Neckcloth, like miller's, is a
common class noun; it has no sex, therefore neuter; names one thing, therefore
singular number; subject of the verb is understood, and therefore nominative
case.
Thief is a common class noun; the
connection shows a male is meant, therefore masculine gender; singular number;
object of the verb takes, hence objective case.
Throat is neuter, of the same
class and number as the word neckcloth; it is the object of the preposition by,
hence it is objective case.
NOTE.—The preposition sometimes
takes the possessive case (see Sec. 68).
Morning is like throat and
neckcloth as to class, gender, and number; as to case, it expresses time, has
no governing word, but is the adverbial objective.
Exercise.
Follow the model above in parsing
all the nouns in the following sentences:—
1. To raise a monument to
departed worth is to perpetuate virtue.
2. The greatest pleasure I know
is to do a good action by stealth, and to have it found out by accident.
3. An old cloak makes a new
jerkin; a withered serving man, a fresh tapster.
4.
That in the captain's but a
choleric word,
Which in the soldier is flat
blasphemy.
5. Now, blessings light on him
that first invented ... sleep!
6. Necker, financial minister to
Louis XVI., and his daughter, Madame de Staël, were natives of Geneva.

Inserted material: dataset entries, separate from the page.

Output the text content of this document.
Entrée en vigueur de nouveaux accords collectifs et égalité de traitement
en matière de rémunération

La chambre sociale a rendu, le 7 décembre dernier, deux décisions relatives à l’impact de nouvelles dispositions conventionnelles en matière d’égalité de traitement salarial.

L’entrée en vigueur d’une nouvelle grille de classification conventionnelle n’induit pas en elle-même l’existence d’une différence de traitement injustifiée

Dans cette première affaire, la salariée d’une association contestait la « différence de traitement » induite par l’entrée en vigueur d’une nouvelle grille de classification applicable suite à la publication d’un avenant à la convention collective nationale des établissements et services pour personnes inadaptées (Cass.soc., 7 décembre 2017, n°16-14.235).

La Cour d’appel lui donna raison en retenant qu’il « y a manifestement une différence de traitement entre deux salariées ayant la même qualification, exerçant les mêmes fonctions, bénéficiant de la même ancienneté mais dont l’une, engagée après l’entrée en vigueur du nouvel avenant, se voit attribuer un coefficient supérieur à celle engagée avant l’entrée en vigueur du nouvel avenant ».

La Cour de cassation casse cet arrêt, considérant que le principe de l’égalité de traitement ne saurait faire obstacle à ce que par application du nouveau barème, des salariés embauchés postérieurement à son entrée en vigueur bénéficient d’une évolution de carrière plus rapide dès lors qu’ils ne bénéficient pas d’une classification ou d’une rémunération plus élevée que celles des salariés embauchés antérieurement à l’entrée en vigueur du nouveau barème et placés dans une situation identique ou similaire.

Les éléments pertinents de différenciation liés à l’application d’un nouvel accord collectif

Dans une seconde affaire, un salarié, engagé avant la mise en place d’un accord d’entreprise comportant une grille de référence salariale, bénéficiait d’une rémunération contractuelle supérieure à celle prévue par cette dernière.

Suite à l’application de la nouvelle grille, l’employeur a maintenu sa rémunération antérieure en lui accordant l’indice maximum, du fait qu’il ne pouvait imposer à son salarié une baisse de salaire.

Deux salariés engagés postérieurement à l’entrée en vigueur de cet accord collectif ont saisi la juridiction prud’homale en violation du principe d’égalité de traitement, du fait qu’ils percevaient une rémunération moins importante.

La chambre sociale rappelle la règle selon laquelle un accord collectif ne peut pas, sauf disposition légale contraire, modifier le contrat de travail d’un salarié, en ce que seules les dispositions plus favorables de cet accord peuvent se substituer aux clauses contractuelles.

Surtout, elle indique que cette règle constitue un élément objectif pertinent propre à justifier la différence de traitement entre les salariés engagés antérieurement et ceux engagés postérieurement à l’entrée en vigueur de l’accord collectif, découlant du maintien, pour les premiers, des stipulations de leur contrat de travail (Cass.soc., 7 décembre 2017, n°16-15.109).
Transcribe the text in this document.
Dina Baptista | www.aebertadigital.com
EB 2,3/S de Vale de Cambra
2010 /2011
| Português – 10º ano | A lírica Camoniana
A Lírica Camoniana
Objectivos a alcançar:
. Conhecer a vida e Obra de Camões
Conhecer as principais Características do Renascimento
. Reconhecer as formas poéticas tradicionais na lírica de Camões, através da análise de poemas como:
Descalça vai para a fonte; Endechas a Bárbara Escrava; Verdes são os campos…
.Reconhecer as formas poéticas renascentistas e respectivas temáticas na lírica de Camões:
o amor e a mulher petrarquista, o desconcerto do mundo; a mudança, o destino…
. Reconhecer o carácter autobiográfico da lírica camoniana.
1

7. He giveth his beloved sleep.
8. Time makes the worst enemies
friends.
9. A few miles from this point,
where the Rhone enters the lake, stands the famous Castle of Chillon, connected
with the shore by a drawbridge,—palace, castle, and prison, all in one.
10.
Wretches! ye loved her for her
wealth,
And hated her for her pride.
11. Mrs. Jarley's back being
towards him, the military gentleman shook his forefinger.